Nesse trecho, a repetição de “acúmulo/acumular” é parte desse grande jogo de linguagem que constrói o livro. Queria, no entanto, sublinhar o ritmo que resulta dessas repetições ou desses jogos de linguagem. Quando está num redemoinho de memórias, a narradora lança mão de períodos enormes, como um fluxo de consciência, que inclui tiradas pândegas. Quando a cena se passa na casa (aquela da infância, que costura o romance), sobressaem períodos curtos e mais sóbrios. Esse movimento, em que humor e gravidade se alternam e por vezes se sobrepõem, é um dos grandes trunfos desse livro a que não faltam trunfos.

Nesse romance sobre o tempo, sobre o passar do tempo, o ritmo é, portanto, central. Como acelerar a narrativa de uma vida? Ou, mais importante, como retrocedê-la?

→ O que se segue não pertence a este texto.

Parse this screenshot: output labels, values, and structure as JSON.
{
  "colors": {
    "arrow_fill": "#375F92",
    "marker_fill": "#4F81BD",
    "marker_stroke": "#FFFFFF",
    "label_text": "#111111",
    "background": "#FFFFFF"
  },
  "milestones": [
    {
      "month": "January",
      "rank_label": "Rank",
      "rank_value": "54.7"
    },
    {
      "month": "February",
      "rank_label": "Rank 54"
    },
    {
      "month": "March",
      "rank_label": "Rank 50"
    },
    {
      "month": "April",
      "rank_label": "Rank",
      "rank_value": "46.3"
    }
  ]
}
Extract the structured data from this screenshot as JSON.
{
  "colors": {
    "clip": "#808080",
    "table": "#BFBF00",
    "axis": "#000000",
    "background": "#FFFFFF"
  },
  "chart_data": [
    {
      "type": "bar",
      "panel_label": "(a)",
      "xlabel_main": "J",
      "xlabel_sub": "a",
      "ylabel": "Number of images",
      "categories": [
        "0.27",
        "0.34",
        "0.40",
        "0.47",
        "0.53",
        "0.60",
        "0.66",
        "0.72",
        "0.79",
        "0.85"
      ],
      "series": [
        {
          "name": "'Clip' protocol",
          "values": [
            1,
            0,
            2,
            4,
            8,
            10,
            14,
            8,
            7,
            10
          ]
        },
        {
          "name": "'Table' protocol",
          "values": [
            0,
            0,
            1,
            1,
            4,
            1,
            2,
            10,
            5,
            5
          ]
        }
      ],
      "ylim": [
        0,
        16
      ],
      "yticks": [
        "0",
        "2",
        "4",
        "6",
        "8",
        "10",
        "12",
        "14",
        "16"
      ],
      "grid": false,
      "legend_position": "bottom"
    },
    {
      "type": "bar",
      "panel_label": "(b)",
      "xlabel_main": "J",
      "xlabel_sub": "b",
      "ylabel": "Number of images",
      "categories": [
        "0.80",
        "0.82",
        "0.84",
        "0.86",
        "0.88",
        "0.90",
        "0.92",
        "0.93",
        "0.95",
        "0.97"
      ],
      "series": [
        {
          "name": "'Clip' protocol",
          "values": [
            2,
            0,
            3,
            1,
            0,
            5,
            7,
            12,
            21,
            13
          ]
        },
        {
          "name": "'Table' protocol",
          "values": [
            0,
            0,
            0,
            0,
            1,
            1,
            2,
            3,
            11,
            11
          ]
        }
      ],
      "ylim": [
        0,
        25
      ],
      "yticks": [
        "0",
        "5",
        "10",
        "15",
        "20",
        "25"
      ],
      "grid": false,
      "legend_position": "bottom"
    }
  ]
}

Ou ainda: como refletir sobre ela sem ficar no mesmo lugar? O luto é também enfrentar a passagem do tempo, como nos lembra esse ótimo Memória de ninguém.

© Marcio Costa

Rita Palmeira é editora e crítica literária. Doutora em literatura brasileira pela USP e mestre em Teoria Literária pela Unicamp, é curadora de livros da Megafauna.